My freshman year Poly piloted a summer freshman success academy to help students learn about academic skills need for high school. I don't know if they continued that program, but that is the kind of program that Poly and City need to have and make attendance mandatory for all students. Poly and City can't change the entire system, but they need to make sure that there are multiple supports are available for students who have not been prepared for the challenge of a rigorous high school program.
Posted by: Jarod HM | August 25, 2010 10:41 PM
The educational issues start in
elementary school and only continue to grow and the gap widens as the student continues through to High School.
Once an elementary teacher, I found it shocking that so little time is spent on science and history due to emphasis on reading and math.
However, those core subjects were not even being taught well nor explained well to the students nor retaught if most of the class did not reach an 80% success rate on the skill.
The school just continues to pass the students along regardless of their skill level. Something needs to be put into place at the young levels to assist the slower learners. I also believe that the length of the school day in elementary school should be slightly increased to allow for more in depth learning at an early age.
Middle school students do need to be held up to a higher standard. Students starting as young as in fourth grade need to be held responsible for their school supplies daily and their homework done as well. The students need to be taught to be organized and record their homework in an agenda daily.
These changes will never be effective if the entire school district takes on the same philosophy and expectations of the students.

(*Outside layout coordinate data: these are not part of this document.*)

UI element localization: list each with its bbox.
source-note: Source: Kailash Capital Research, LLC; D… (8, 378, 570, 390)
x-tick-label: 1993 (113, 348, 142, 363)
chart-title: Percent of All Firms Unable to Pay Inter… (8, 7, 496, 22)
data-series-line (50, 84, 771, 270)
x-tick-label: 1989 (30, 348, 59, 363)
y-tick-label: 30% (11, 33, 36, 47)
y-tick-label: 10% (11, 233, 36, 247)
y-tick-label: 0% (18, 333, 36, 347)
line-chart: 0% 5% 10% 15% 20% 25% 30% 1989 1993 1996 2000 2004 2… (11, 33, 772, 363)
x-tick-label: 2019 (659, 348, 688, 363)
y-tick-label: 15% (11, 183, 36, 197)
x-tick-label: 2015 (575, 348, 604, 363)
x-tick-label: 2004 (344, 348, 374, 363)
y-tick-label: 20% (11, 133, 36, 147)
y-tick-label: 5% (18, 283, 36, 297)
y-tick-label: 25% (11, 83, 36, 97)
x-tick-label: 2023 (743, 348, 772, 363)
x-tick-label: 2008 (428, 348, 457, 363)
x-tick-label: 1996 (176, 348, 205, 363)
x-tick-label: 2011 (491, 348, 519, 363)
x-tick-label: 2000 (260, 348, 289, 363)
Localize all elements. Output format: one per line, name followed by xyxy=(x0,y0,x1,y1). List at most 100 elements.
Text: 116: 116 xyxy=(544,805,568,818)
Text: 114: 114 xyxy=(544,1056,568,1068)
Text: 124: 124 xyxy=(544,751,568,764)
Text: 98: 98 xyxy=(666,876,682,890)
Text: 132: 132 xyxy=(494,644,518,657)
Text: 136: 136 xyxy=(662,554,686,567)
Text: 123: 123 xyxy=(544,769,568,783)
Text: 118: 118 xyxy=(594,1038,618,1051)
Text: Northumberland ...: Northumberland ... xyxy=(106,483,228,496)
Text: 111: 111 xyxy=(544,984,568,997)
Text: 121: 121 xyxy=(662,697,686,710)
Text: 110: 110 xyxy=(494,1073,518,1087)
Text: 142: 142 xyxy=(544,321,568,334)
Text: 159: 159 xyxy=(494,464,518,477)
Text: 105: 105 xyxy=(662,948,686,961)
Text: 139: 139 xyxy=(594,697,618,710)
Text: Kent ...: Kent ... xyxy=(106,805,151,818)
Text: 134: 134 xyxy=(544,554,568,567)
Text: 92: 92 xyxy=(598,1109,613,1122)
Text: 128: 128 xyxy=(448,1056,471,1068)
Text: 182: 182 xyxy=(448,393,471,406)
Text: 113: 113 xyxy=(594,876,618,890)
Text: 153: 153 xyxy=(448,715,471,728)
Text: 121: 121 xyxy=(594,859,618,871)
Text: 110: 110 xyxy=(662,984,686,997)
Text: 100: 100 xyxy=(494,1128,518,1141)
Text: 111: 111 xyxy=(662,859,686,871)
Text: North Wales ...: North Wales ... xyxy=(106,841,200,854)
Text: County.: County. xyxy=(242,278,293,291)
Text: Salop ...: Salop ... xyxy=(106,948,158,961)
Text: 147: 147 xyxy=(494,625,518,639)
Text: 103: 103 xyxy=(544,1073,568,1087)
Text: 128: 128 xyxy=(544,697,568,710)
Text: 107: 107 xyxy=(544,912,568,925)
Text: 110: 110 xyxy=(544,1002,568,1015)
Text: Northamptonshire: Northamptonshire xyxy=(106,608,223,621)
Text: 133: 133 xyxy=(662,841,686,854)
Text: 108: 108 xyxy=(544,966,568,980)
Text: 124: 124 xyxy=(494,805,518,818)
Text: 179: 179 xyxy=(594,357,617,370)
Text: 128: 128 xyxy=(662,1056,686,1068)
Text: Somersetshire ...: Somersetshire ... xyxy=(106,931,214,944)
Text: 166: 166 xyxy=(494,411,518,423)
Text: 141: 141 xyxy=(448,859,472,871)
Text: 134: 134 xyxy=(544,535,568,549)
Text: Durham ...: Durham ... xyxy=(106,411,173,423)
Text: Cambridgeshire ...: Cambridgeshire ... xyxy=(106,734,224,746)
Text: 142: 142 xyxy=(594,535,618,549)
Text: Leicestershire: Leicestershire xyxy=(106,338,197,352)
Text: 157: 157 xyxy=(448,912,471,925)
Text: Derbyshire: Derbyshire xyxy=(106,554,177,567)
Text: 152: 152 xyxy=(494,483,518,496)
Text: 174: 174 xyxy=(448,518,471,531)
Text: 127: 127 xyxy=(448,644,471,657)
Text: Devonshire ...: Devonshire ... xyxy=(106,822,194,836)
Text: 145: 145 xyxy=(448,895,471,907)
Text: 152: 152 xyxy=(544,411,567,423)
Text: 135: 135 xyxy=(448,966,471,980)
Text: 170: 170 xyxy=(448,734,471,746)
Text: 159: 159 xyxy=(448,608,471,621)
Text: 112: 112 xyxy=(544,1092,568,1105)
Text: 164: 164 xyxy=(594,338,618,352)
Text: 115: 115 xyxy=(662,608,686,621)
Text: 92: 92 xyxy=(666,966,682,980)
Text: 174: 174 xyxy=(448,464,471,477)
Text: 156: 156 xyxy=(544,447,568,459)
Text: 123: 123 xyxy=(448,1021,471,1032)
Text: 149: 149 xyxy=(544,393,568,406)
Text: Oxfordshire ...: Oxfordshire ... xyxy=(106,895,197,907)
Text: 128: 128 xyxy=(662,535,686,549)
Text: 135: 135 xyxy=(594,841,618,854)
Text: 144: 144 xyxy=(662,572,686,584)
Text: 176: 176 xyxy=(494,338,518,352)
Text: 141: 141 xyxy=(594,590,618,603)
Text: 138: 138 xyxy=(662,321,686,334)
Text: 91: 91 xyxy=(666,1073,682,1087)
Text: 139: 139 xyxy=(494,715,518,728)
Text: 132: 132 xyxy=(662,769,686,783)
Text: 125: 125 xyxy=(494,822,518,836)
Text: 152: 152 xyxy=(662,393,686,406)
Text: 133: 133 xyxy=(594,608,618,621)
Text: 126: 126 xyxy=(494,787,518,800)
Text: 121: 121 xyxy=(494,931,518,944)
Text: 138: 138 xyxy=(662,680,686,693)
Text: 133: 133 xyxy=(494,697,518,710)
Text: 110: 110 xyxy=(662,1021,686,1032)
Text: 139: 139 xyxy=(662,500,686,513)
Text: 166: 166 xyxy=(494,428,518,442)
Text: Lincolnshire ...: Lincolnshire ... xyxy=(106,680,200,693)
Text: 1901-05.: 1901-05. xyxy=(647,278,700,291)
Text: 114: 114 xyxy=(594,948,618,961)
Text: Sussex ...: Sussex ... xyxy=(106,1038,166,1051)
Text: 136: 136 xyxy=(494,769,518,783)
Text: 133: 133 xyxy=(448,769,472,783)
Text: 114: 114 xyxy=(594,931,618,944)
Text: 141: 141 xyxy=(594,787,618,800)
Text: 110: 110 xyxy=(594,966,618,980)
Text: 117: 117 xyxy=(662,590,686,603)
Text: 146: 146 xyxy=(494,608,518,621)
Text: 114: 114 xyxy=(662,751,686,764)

Once the students reach high school, many times it is more difficult to reach them and/ or change bad habits or lack of. It is difficult for them to then have respect for teachers and follow their rules and suggestions if for all the years they have been in school no one enforced the basics school expectations with them. Also, over all, the basic skills of how to study, take notes, and a basic work ethic needs to be instilled in our young.
If they do not have these basic skills and beliefs, then it makes it almost impossible for success and learning to occur.